Stocks discussed on the in-depth session of Jim Cramer’s Mad Money TV Program, Wednesday, August 16.
After Charlottesville, the business council was dissolved, and yet, the market did not fall. “What matters is that sales and profits have been excellent this year, particularly for everything but select retailers and the oil and gas industry. On top of that, low interest rates and slow inflation have combined to make those sales and profits worth more than most investors expected,” said Cramer.
He added that the new administration’s inaction has allowed businesses to make money. “The business world is made up of cycles. There are all sorts of cycles. There’s the housing cycle, the consumer spend cycle, the auto cycle, the tech spend cycle, the non-residential construction cycle, the truck build cycle, the oil and gas cycle, the mineral cycle, the aircraft cycle,” the Mad Money host noted.
In the housing sector, there’s more demand for housing. “Think of everything that goes into your house. Housing is 10% part of the economy, but because of all of the accoutrements both outside and inside, plus all of the financial and legal ramifications of buying a home, it punches way above its weight,” Cramer said. The demand in aerospace and tech is also rising.
“Remember, if something’s a cycle, that means it booms and busts. If it’s secular, that means a sustained boom.” The growth trends in cell phones, the internet of things and artificial intelligence are real. Hence, the dissolution of Trump’s manufacturing council doesn’t mean much for these trends. The weak US dollar also helps companies doing business internationally.
Cramer concluded by saying that the market is much more than just Washington.
CEO interview – Valeant Pharmaceuticals (NYSE:VRX)
The stock of Valeant Pharmaceuticals has fallen to $9 and found a bottom, and it is trading around $14 currently. Cramer interviewed CEO Joe Papa to know what lies ahead for the troubled drugmaker.
“I will say, first and foremost, it’s been a challenging 15 months, to be clear. But we’ve made great progress as a team,” said Papa. The company has sold lot of non-core assets and changed its focus towards R&D and reducing debt. “In the time period since the first quarter of 2016 to now, we paid back $500M more toward $4.8B of debt reduction in less than a year or so ahead of what we said,” the CEO added.
Valeant will be making more divestitures to fix its balance sheet. “I believe the new products we have are going to generate the returns for our shareholders that we need to generate. We feel really good about what we’re doing. We have zero debt maturities between now and 2020, so that gives you a real chance to invest in the business,” Papa said.
The company’s focus is to provide quality healthcare for patients all over the world.
The retail environment is under pressure, with Dick’s Sporting Goods (NYSE:DKS) falling after earnings and Home Depot (NYSE:HD) stock not rising despite good earnings. The fall in the group is due to Amazon (NASDAQ:AMZN). Cramer has no issues recommending Amazon, but there are two other stocks worth looking at in the retail group – Etsy (NASDAQ:ETSY) and Shopify (NYSE:SHOP).

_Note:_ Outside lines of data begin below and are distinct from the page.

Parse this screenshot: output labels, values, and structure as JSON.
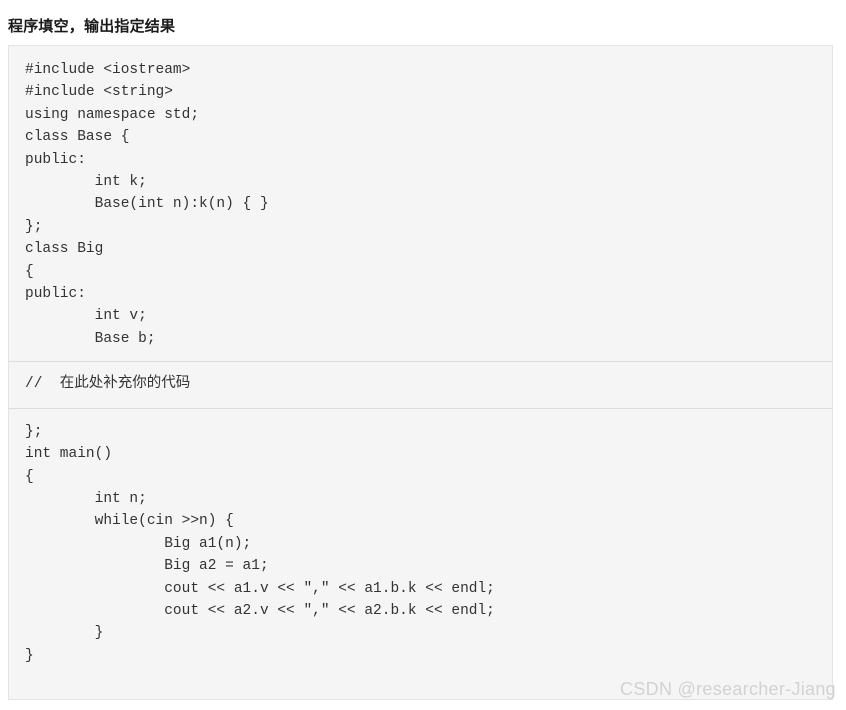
{
  "page": {
    "title": "程序填空，输出指定结果"
  },
  "code": {
    "head": "#include <iostream>\n#include <string>\nusing namespace std;\nclass Base {\npublic:\n        int k;\n        Base(int n):k(n) { }\n};\nclass Big\n{\npublic:\n        int v;\n        Base b;",
    "placeholder_comment": "//  在此处补充你的代码",
    "tail": "};\nint main()\n{\n        int n;\n        while(cin >>n) {\n                Big a1(n);\n                Big a2 = a1;\n                cout << a1.v << \",\" << a1.b.k << endl;\n                cout << a2.v << \",\" << a2.b.k << endl;\n        }\n}"
  },
  "watermark": {
    "text": "CSDN @researcher-Jiang"
  },
  "colors": {
    "code_background": "#f5f5f5",
    "code_border": "#e3e3e3",
    "code_text": "#333333",
    "separator": "#dddddd",
    "title_text": "#1a1a1a",
    "watermark_text": "#d2d2d2"
  }
}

Etsy has not done much since its IPO, but bounced 32% in 2017. Shopify, on the other hand, has grown 120% since the IPO. Both these companies are different, but Etsy is the cheaper one while Shopify has better growth prospects. Etsy’s revenue growth was 19%, compared to Shopify’s 75%, but the former is profitable. Based on sales, Etsy just trades at 3.6 times, compared to 10.6 for Shopify. Etsy has a better risk-reward.
Apart from this, the retailers that can beat Amazon are TJX Companies (NYSE:TJX), Target (NYSE:TGT) and Urban Outfitters (NASDAQ:URBN). TJX delivered positive same-store sales growth and is opening new stores at a time not conducive for retail. Urban Outfitters has good profit growth and the right fashion trends, while Target is returning to growth and offers a 4.4% dividend at the same time.
CEO interview – Kirkland Lake Gold (NYSE:KL)
The stock of Kirkland Lake Gold started trading on NYSE on Wednesday. Cramer interviewed CEO Tony Makuch to find out what lies ahead for the Canada-based gold miner.
Kirkland has two operating mines – Canada and Australia – with proven reserves of 2M and 1M ounces, respectively. Its cost of production is as low as $250 per oz, which gives the company a significant edge over others. Both Canada and Australia are good places to mine geopolitically as well.
With rising global tensions, Makuch believes gold prices will rise, and hence the company is investing more money in its mines.
Viewer calls taken by Cramer
Magellan Midstream Partners (NYSE:MMP): The entire group is under pressure.
Take-Two Interactive Software (NASDAQ:TTWO): Cramer is a fan. There is no reason not to buy the stock.
Kratos Defense & Security Solutions (NASDAQ:KTOS): It’s a good defense stock that will go higher.